With reference to fig. 3, an embodiment of the present invention further provides a data acquisition system based on a cloud computing service, which is applicable to the cloud computing server. The data acquisition system based on the cloud computing service can comprise the following modules (software functional modules):
the image data acquisition module is used for respectively acquiring an image data set sent by each target data acquisition terminal device in the plurality of data acquisition terminal devices to obtain at least two image data sets corresponding to at least two target data acquisition terminal devices, wherein each image data set comprises a plurality of frames of images to be processed;
the image importance degree determining module is used for determining image importance degree information corresponding to each image data set in the at least two image data sets;
and the image data screening processing module is used for screening multiple frames of images to be processed included in the image data set according to the image importance degree information corresponding to the image data set aiming at each of the at least two image data sets to obtain a target image data set corresponding to the image data set, wherein each target image data set includes at least one frame of image to be processed.
For example, in some possible embodiments, the image data acquisition module is specifically configured to: judging whether image data acquisition processing is needed, and generating corresponding image data acquisition notification information when the image data acquisition processing is needed; the image data acquisition notification information is respectively sent to each target data acquisition terminal device in the plurality of data acquisition terminal devices, wherein each target data acquisition terminal device is used for acquiring image data of a corresponding data acquisition area after receiving the image data acquisition notification information to obtain a corresponding image data set; and respectively acquiring an image data set acquired and sent by each target data acquisition terminal device in the plurality of data acquisition terminal devices based on the image data acquisition notification information to obtain at least two image data sets corresponding to at least two target data acquisition terminal devices.
For example, in some possible embodiments, the image data filtering processing module is specifically configured to: for each image data set in the at least two image data sets, performing similarity calculation operation on every two frames of images to be processed in multiple frames of images to be processed included in the image data set to obtain image similarity between every two frames of images to be processed included in the image data set; for each image data set in the at least two image data sets, determining a screening proportionality coefficient corresponding to the image data set based on image importance degree information corresponding to the image data set, wherein the screening proportionality coefficient is positively correlated with the image importance degree information; for each image data set in the at least two image data sets, respectively calculating an average value of image similarity between each frame of image to be processed and each group of other images to be processed in a plurality of frames of images to be processed included in the image data set to obtain an image similarity average value corresponding to the image to be processed, respectively determining a relative size relationship between the image similarity average value corresponding to each frame of image to be processed and a preset similarity threshold value, and determining the image to be processed of which the corresponding image similarity average value is greater than or equal to the similarity threshold value as a target image to be processed; and for each image data set of the at least two image data sets, based on an image similarity mean value corresponding to each frame of target images to be processed, sequencing each frame of target images to be processed corresponding to the image data set to obtain a sequence of images to be processed corresponding to the image data set, and based on a screening scale coefficient corresponding to the image data set, screening the sequence of images to be processed to obtain a target image data set corresponding to the image data set, wherein a ratio of the number of frames of the images to be processed included in the image data set to the number of frames of the images to be processed included in the target image data set is less than or equal to the screening scale coefficient.

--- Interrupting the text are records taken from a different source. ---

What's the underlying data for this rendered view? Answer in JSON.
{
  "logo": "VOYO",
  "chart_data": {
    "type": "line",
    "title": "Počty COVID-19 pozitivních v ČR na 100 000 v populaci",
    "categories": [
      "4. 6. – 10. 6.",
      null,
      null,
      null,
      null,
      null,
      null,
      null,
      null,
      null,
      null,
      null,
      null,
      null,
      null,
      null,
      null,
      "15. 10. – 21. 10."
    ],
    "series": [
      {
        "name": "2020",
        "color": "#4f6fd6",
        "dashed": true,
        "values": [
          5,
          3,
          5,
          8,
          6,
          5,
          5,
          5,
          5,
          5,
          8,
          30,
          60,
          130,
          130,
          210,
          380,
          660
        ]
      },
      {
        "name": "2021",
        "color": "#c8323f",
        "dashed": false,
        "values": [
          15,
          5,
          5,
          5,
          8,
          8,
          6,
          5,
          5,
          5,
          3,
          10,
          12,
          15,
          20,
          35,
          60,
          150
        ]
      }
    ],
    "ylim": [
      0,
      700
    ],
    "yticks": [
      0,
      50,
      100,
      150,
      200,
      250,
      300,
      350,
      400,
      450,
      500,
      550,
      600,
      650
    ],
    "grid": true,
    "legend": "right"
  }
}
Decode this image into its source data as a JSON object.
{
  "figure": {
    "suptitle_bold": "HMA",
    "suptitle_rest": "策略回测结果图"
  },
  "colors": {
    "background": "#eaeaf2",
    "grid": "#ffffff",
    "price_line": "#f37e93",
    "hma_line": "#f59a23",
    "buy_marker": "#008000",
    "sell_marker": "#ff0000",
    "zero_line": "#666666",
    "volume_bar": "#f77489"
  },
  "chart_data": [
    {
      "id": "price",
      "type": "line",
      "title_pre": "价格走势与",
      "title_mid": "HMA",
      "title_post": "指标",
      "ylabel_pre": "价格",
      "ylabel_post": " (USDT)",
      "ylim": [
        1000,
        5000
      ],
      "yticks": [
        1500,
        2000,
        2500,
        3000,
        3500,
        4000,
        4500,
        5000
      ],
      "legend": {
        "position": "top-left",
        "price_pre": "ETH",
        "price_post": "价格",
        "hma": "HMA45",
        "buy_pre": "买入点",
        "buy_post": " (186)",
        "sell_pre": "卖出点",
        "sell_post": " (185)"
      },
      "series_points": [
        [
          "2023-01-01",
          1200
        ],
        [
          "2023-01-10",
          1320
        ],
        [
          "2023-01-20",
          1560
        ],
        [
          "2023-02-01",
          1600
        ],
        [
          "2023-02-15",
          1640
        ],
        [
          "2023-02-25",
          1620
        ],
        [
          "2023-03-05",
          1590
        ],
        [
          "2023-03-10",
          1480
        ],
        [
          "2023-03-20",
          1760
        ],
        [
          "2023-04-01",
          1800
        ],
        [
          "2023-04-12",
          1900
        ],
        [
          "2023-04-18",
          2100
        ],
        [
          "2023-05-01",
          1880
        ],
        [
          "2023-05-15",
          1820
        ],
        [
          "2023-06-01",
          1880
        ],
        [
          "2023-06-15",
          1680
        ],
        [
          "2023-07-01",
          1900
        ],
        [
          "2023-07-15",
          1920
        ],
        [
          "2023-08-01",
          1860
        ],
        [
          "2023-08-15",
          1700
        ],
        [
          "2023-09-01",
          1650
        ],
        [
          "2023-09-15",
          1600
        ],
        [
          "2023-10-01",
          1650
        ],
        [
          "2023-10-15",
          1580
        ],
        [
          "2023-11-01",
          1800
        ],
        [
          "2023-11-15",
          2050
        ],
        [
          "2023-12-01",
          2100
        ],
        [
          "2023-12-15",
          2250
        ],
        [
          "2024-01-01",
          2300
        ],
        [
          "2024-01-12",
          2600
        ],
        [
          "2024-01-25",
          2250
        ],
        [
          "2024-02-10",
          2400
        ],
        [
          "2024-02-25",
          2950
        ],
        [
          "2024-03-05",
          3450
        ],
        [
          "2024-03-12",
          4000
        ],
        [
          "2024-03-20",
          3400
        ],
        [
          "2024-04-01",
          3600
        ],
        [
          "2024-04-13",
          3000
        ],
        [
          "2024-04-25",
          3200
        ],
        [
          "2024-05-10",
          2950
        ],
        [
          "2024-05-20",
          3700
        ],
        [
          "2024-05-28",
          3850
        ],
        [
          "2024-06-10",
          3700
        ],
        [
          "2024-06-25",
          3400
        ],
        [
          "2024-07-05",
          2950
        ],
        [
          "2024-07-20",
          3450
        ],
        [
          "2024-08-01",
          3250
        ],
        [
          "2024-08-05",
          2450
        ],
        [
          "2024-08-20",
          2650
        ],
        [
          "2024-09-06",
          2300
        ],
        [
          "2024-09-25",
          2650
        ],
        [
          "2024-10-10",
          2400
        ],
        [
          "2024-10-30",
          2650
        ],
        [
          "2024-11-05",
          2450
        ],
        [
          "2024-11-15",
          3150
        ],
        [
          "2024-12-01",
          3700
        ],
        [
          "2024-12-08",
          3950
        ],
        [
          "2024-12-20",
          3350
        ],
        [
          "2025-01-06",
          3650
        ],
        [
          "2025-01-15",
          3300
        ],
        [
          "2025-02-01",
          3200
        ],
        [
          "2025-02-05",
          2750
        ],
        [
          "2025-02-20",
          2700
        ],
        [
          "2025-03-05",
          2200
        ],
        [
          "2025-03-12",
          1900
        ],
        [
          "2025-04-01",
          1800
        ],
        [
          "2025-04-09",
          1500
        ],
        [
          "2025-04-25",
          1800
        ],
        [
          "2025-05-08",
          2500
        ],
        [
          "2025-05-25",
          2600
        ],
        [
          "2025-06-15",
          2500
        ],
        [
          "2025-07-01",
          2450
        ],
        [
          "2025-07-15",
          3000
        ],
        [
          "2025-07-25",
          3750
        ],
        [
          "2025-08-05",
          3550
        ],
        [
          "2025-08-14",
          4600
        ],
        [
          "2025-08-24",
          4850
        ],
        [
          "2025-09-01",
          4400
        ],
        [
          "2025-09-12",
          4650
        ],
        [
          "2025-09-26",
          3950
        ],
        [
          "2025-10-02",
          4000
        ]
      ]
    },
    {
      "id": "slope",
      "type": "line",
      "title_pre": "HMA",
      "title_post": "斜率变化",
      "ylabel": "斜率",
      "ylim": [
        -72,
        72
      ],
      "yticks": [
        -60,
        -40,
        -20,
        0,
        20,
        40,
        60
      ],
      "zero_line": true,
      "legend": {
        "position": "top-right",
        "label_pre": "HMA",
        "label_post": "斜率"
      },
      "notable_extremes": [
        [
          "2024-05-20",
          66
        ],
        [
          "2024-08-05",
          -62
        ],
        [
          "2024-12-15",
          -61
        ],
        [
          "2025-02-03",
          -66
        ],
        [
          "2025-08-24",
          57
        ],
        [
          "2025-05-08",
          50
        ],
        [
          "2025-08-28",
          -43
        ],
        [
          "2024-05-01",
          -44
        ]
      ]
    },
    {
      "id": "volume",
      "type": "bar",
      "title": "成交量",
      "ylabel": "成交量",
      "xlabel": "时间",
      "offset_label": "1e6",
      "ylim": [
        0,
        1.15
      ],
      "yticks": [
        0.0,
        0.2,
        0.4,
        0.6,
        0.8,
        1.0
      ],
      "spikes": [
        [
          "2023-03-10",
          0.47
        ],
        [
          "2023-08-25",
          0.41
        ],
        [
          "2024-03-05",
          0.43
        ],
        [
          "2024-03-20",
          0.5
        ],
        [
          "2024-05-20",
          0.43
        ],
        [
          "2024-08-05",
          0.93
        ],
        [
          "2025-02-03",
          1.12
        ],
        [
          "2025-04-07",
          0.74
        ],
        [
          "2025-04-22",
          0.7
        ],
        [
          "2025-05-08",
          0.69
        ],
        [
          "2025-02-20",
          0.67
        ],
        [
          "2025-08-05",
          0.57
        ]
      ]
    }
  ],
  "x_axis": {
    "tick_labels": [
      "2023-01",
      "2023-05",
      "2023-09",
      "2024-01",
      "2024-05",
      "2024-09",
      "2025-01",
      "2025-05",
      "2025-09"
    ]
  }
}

In summary, according to the data acquisition method and system based on the cloud computing service provided by the present invention, an image data set sent by each target data acquisition terminal device in a plurality of data acquisition terminal devices may be obtained first, to obtain at least two image data sets corresponding to the at least two target data acquisition terminal devices, and then, for each image data set in the at least two image data sets, image importance degree information corresponding to the image data set may be determined, so that, for each image data set in the at least two image data sets, based on the image importance degree information corresponding to the image data set, a plurality of frames of images to be processed included in the image data set may be subjected to screening processing, to obtain a target image data set corresponding to the image data set. Therefore, when the screening processing is carried out, the image importance degree information corresponding to the image data set is used as the basis for carrying out the screening processing, so that the reliability of the screening processing is higher, and the problem that the screening reliability of the acquired image data is poor in the prior art is solved.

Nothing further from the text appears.